また、1つのタイプのがんに複数の臨床試験を実施するバスケット型試験を日本で実施できるか、米国臨床腫瘍学会年次総会(ASCO、2019年6月)で報告されたBRCA遺伝子変異陽性膵臓がんに対して有望な治療薬が登場したことなどを具体的な薬剤名を挙げて意見交換を行いました。
 これらの要望に対して、佐藤氏は「製薬会社の申し出を審査することがPMDAの役割であるが、製薬会社が新しい提案ができる環境整備をできる限り早く進めていきたい」と応じました。 

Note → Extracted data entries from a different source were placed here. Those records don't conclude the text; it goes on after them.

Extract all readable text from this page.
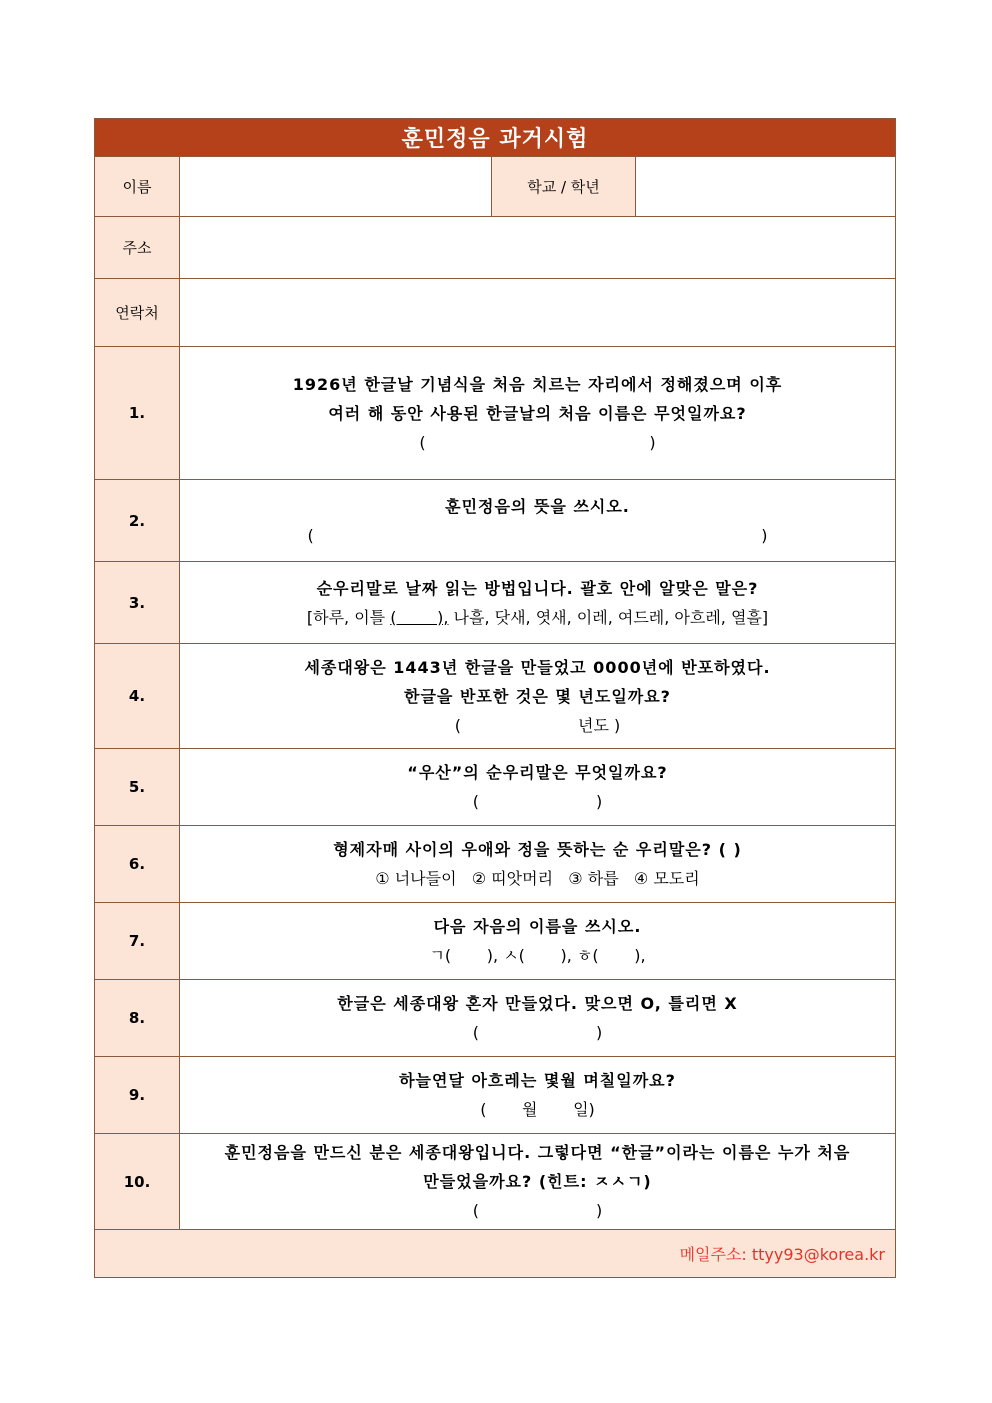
훈민정음 과거시험			
이름		학교 / 학년	
주소			
연락처			
1.	1926년 한글날 기념식을 처음 치르는 자리에서 정해졌으며 이후
여러 해 동안 사용된 한글날의 처음 이름은 무엇일까요?
(                                            )		

2.	훈민정음의 뜻을 쓰시오.
(                                                                                        )		

3.	순우리말로 날짜 읽는 방법입니다. 괄호 안에 알맞은 말은?
[하루, 이틀 (        ), 나흘, 닷새, 엿새, 이레, 여드레, 아흐레, 열흘]		

4.	세종대왕은 1443년 한글을 만들었고 0000년에 반포하였다.
한글을 반포한 것은 몇 년도일까요?
(                       년도 )		

5.	“우산”의 순우리말은 무엇일까요?
(                       )		

6.	형제자매 사이의 우애와 정을 뜻하는 순 우리말은? ( )
① 너나들이   ② 띠앗머리   ③ 하릅   ④ 모도리		

7.	다음 자음의 이름을 쓰시오.
ㄱ(       ), ㅅ(       ), ㅎ(       ),		

8.	한글은 세종대왕 혼자 만들었다. 맞으면 O, 틀리면 X
(                       )		

9.	하늘연달 아흐레는 몇월 며칠일까요?
(       월       일)		

10.	훈민정음을 만드신 분은 세종대왕입니다. 그렇다면 “한글”이라는 이름은 누가 처음
만들었을까요? (힌트: ㅈㅅㄱ)
(                       )		

메일주소: ttyy93@korea.kr			
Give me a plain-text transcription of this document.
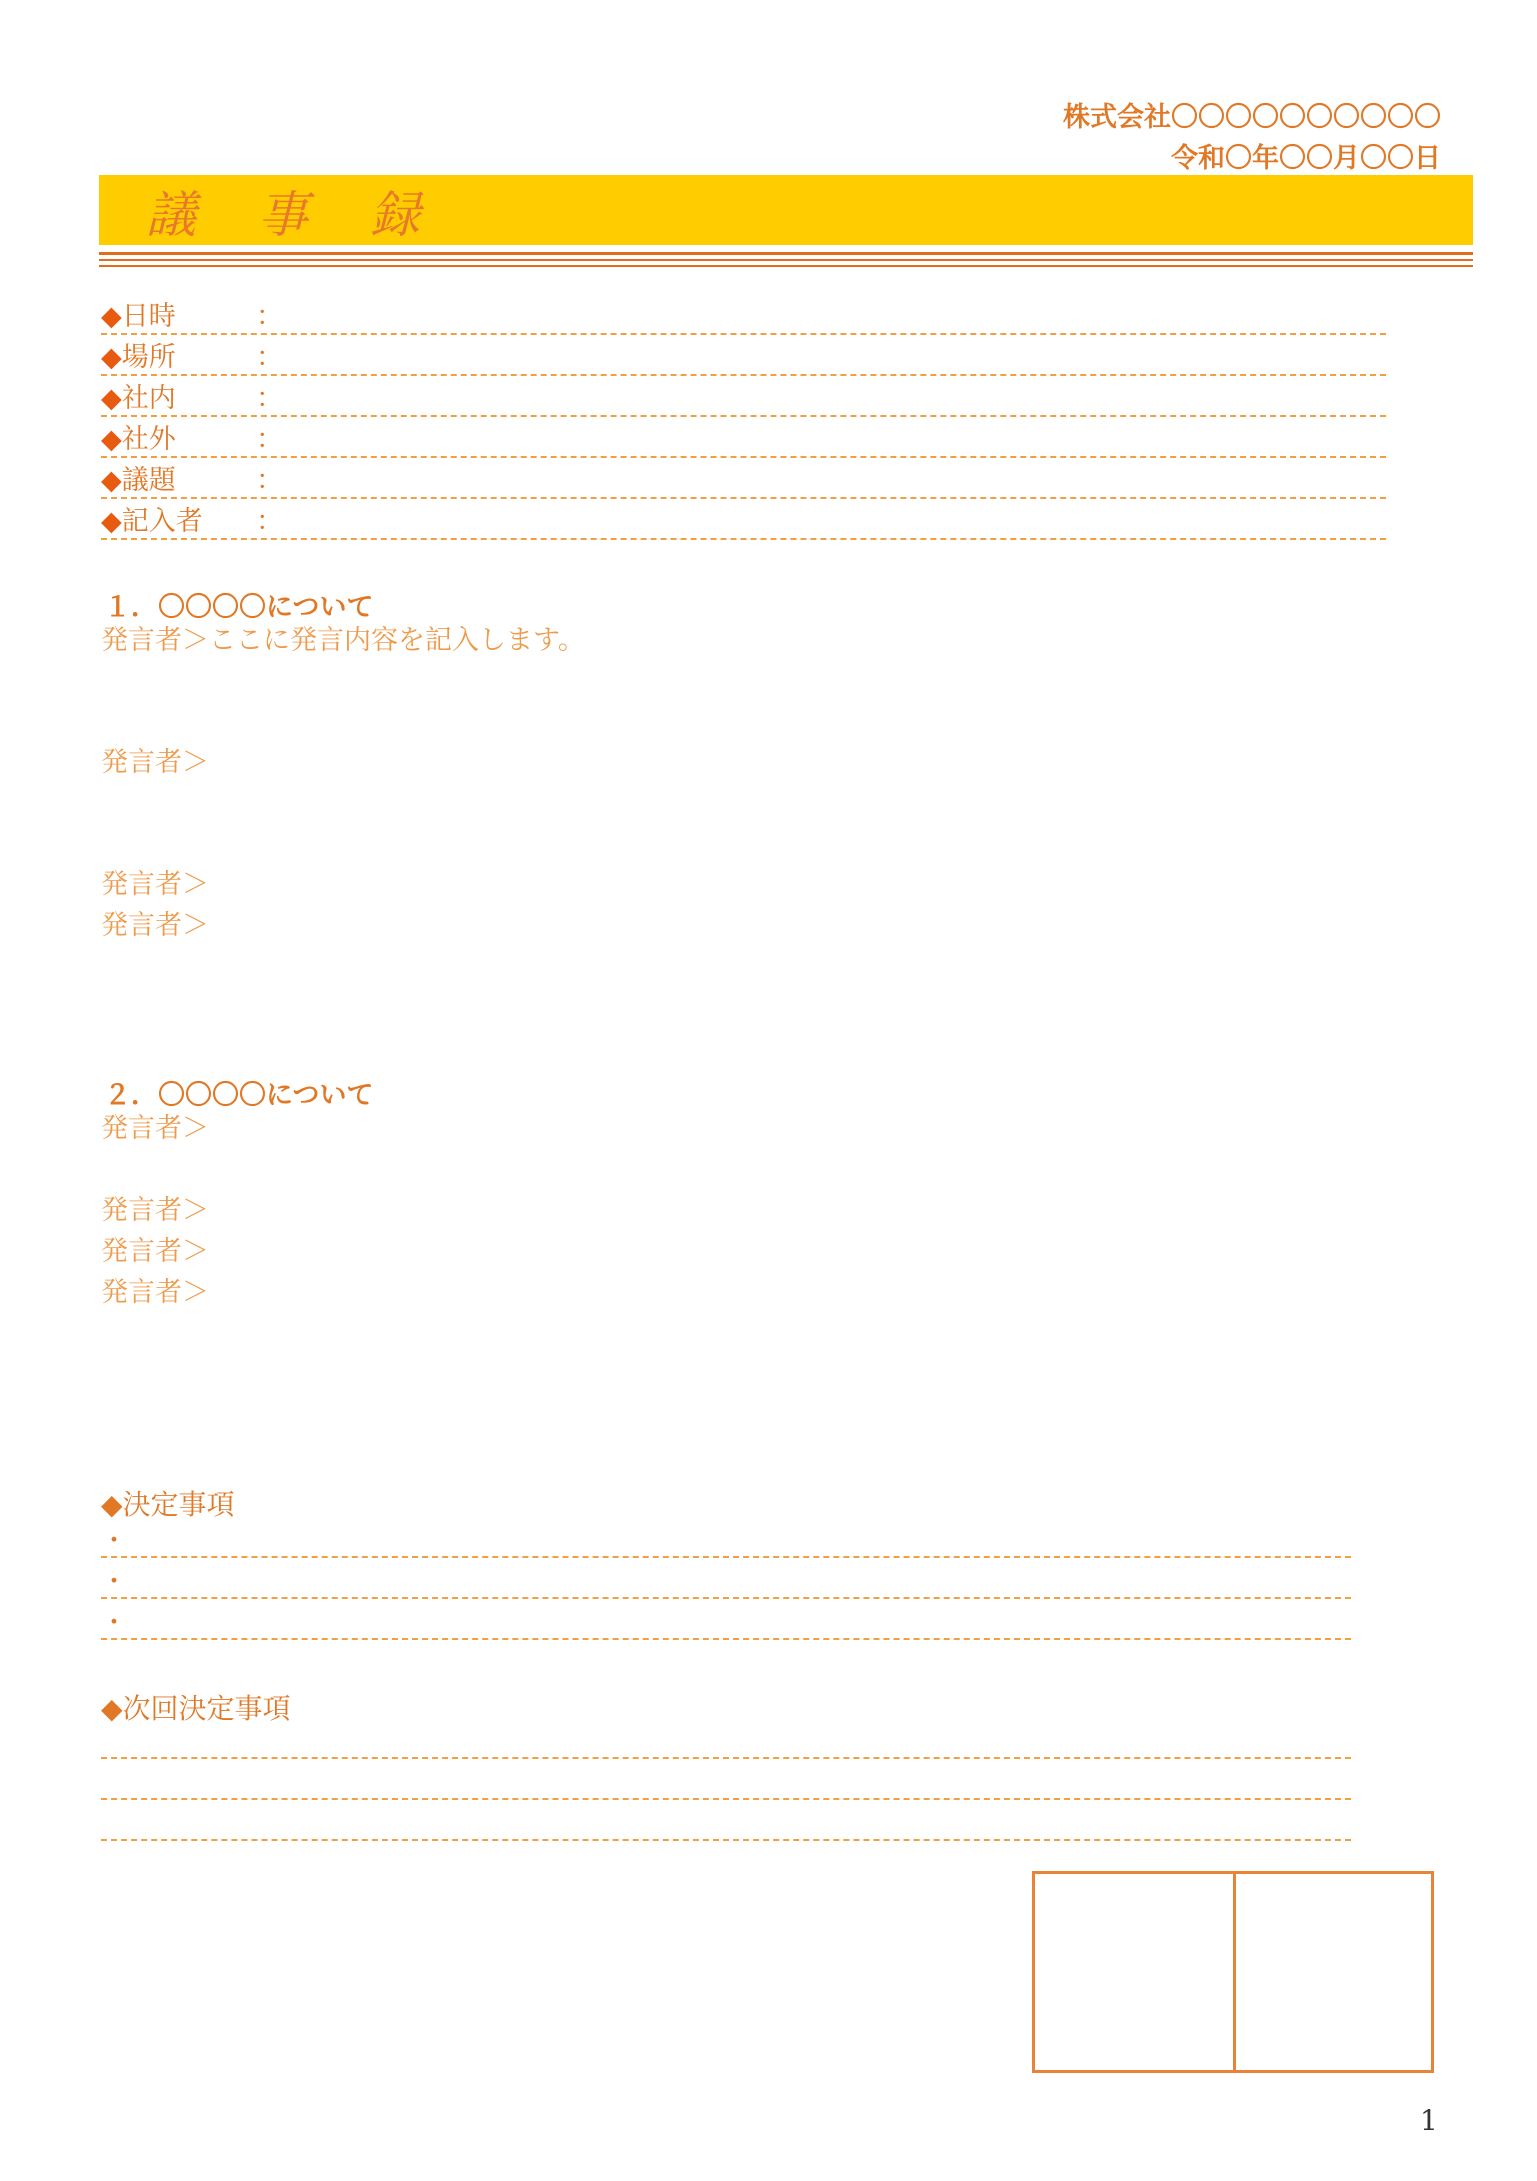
株式会社〇〇〇〇〇〇〇〇〇〇
令和〇年〇〇月〇〇日
議事録
◆日時	：
◆場所	：
◆社内	：
◆社外	：
◆議題	：
◆記入者 ：
１．〇〇〇〇について
発言者＞ここに発言内容を記入します。
発言者＞
発言者＞
発言者＞
２．〇〇〇〇について
発言者＞
発言者＞
発言者＞
発言者＞
◆決定事項
・
・
・
◆次回決定事項
1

同時に、世界保健機関(WHO)とユネスコが設置している国際医学団体協議会(CIOMS)では、患者さんが新薬開発に参画する国際ガイドライン作りを始めており、日本からもそのワーキンググループに参加していることに言及し、「審査する側と患者さんの双方で理解を深めることの必要性は以前から認識してきました。新薬の登場に伴い、どのような観点で審査を行ったかなどを患者会に説明するセミナーを設けることを検討していきたい」と語りました。
 眞島理事長は、PMDAが患者の声に積極的に耳を傾ける方針を表明したことを歓迎しつつ、「現在は新薬の開発はいろいろな転換期にある。双方が密に連絡をとって、患者に一刻も早く、多様な選択肢を用意する努力を続けていきたい」と総括し、この日の面談を終えました。